When Kara came home from her first semester in
college, she was ill with a fever and a sore throat.
And so I brought her to the pediatrician’s office.
And the female physician in the practice examined her
and did a rapid strep test. But in the interim of waiting for the results, that
same female pediatrician came into the examining room and handed me flyer. She
said I just wanted you to know that I am
now doing botox parties—and I thought maybe you and your friends might be
interested.
I was speechless.
My first thought was Do I look like I need botox? Because that was insulting. Which was
then followed by Or is it that my sense
of style and general upkeep suggests that I already do botox? Which still
was insulting, but to a lesser extent.
But my third thought was Wow this is really awkward and inappropriate in a pediatrician’s office—and
if I really did want botox why would I go to her—a pediatrician?
As I did some food preparation yesterday I put The Katie Couric Show on. The topic was Dying to be Beautiful. The program
chronicled plastic surgery procedures gone awry. And while I am normally not
disturbed by blood and gore, I was sickened by the disfigurement and death of
people at the hands of poorly qualified physicians.

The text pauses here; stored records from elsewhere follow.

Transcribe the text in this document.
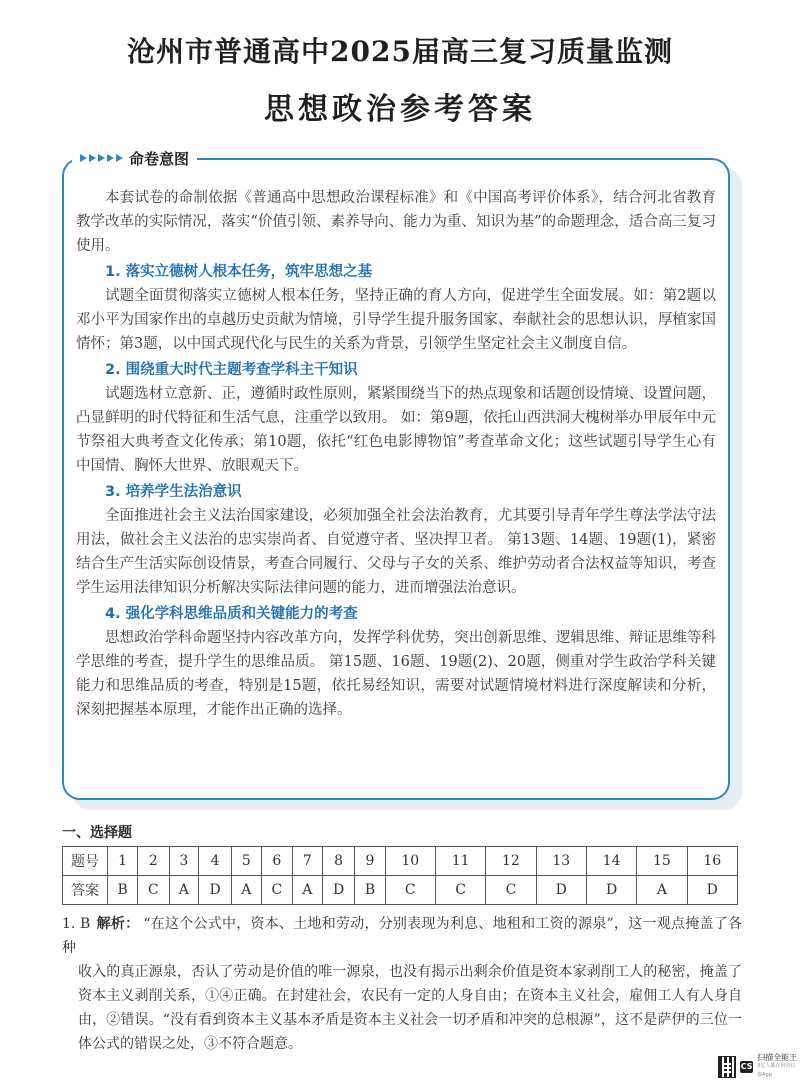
沧州市普通高中2025届高三复习质量监测
思想政治参考答案
命卷意图

本套试卷的命制依据《普通高中思想政治课程标准》和《中国高考评价体系》，结合河北省教育教学改革的实际情况，落实“价值引领、素养导向、能力为重、知识为基”的命题理念，适合高三复习使用。

1. 落实立德树人根本任务，筑牢思想之基

试题全面贯彻落实立德树人根本任务，坚持正确的育人方向，促进学生全面发展。如：第2题以邓小平为国家作出的卓越历史贡献为情境，引导学生提升服务国家、奉献社会的思想认识，厚植家国情怀；第3题，以中国式现代化与民生的关系为背景，引领学生坚定社会主义制度自信。

2. 围绕重大时代主题考查学科主干知识

试题选材立意新、正，遵循时政性原则，紧紧围绕当下的热点现象和话题创设情境、设置问题，凸显鲜明的时代特征和生活气息，注重学以致用。 如：第9题，依托山西洪洞大槐树举办甲辰年中元节祭祖大典考查文化传承；第10题，依托“红色电影博物馆”考查革命文化；这些试题引导学生心有中国情、胸怀大世界、放眼观天下。

3. 培养学生法治意识

全面推进社会主义法治国家建设，必须加强全社会法治教育，尤其要引导青年学生尊法学法守法用法，做社会主义法治的忠实崇尚者、自觉遵守者、坚决捍卫者。 第13题、14题、19题(1)，紧密结合生产生活实际创设情景，考查合同履行、父母与子女的关系、维护劳动者合法权益等知识，考查学生运用法律知识分析解决实际法律问题的能力，进而增强法治意识。

4. 强化学科思维品质和关键能力的考查

思想政治学科命题坚持内容改革方向，发挥学科优势，突出创新思维、逻辑思维、辩证思维等科学思维的考查，提升学生的思维品质。 第15题、16题、19题(2)、20题，侧重对学生政治学科关键能力和思维品质的考查，特别是15题，依托易经知识，需要对试题情境材料进行深度解读和分析，深刻把握基本原理，才能作出正确的选择。

一、选择题
题号	1	2	3	4	5	6	7	8	9	10	11	12	13	14	15	16
答案	B	C	A	D	A	C	A	D	B	C	C	C	D	D	A	D

1. B 解析： “在这个公式中，资本、土地和劳动，分别表现为利息、地租和工资的源泉”，这一观点掩盖了各种

收入的真正源泉，否认了劳动是价值的唯一源泉，也没有揭示出剩余价值是资本家剥削工人的秘密，掩盖了资本主义剥削关系，①④正确。在封建社会，农民有一定的人身自由；在资本主义社会，雇佣工人有人身自由，②错误。“没有看到资本主义基本矛盾是资本主义社会一切矛盾和冲突的总根源”，这不是萨伊的三位一体公式的错误之处，③不符合题意。

CS
扫描全能王
3亿人都在用的扫描App
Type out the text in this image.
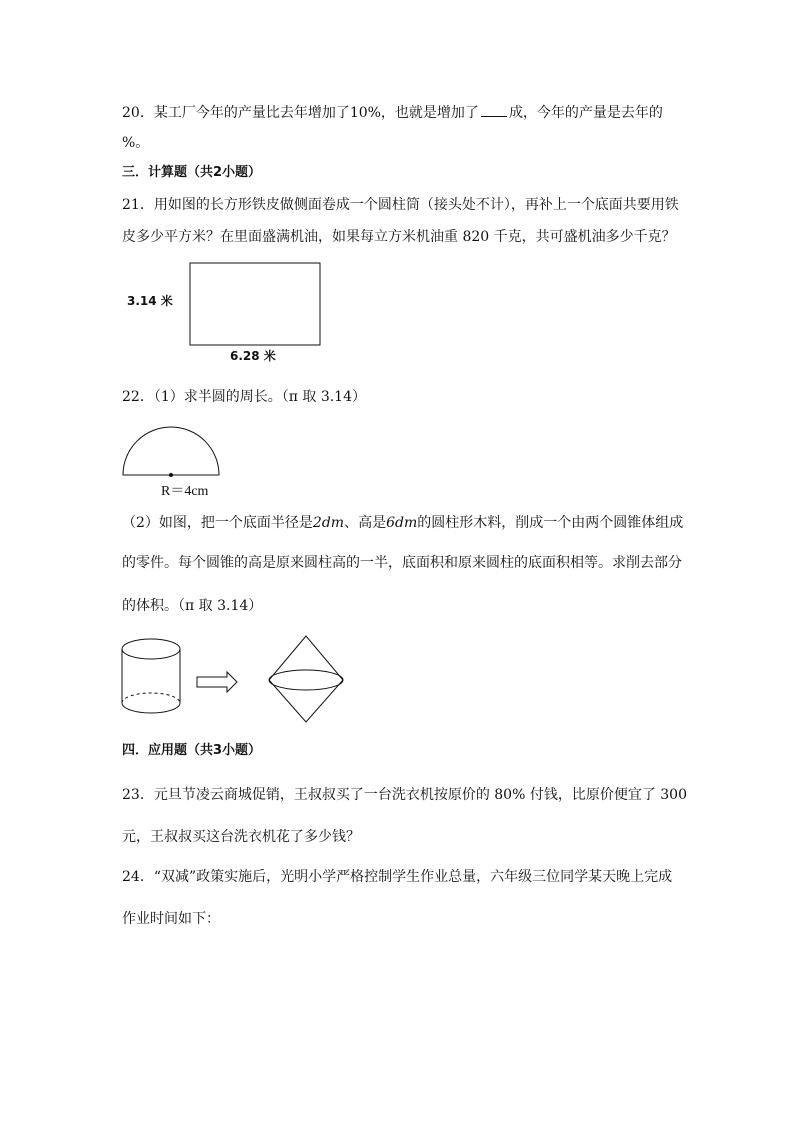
20．某工厂今年的产量比去年增加了10%，也就是增加了 成，今年的产量是去年的
%。
三．计算题（共2小题）
21．用如图的长方形铁皮做侧面卷成一个圆柱筒（接头处不计），再补上一个底面共要用铁
皮多少平方米？在里面盛满机油，如果每立方米机油重 820 千克，共可盛机油多少千克？
3.14 米
6.28 米
22．（1）求半圆的周长。（π 取 3.14）
R＝4cm
（2）如图，把一个底面半径是2dm、高是6dm的圆柱形木料，削成一个由两个圆锥体组成
的零件。每个圆锥的高是原来圆柱高的一半，底面积和原来圆柱的底面积相等。求削去部分
的体积。（π 取 3.14）
四．应用题（共3小题）
23．元旦节凌云商城促销，王叔叔买了一台洗衣机按原价的 80% 付钱，比原价便宜了 300
元，王叔叔买这台洗衣机花了多少钱？
24．“双减”政策实施后，光明小学严格控制学生作业总量，六年级三位同学某天晚上完成
作业时间如下：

The take home message was: Never allow any cosmetic procedure
to be done without access to emergency care and never agree to have any physician
who is not board certified in plastic surgery perform any medical procedure or
injection of any kind.
And then I thought of that female pediatrician
injecting botox at parties up on the North Shore. I wondered if the money was
worth the risk—for everyone involved.
Because the first line of the Hippocratic oath is Do no Harm and the second line is I will not use the knife, not even on sufferers from stone, but will withdraw in favor of such men as are engaged in this work—2 key things in the memo that that female pediatrician apparently did not receive.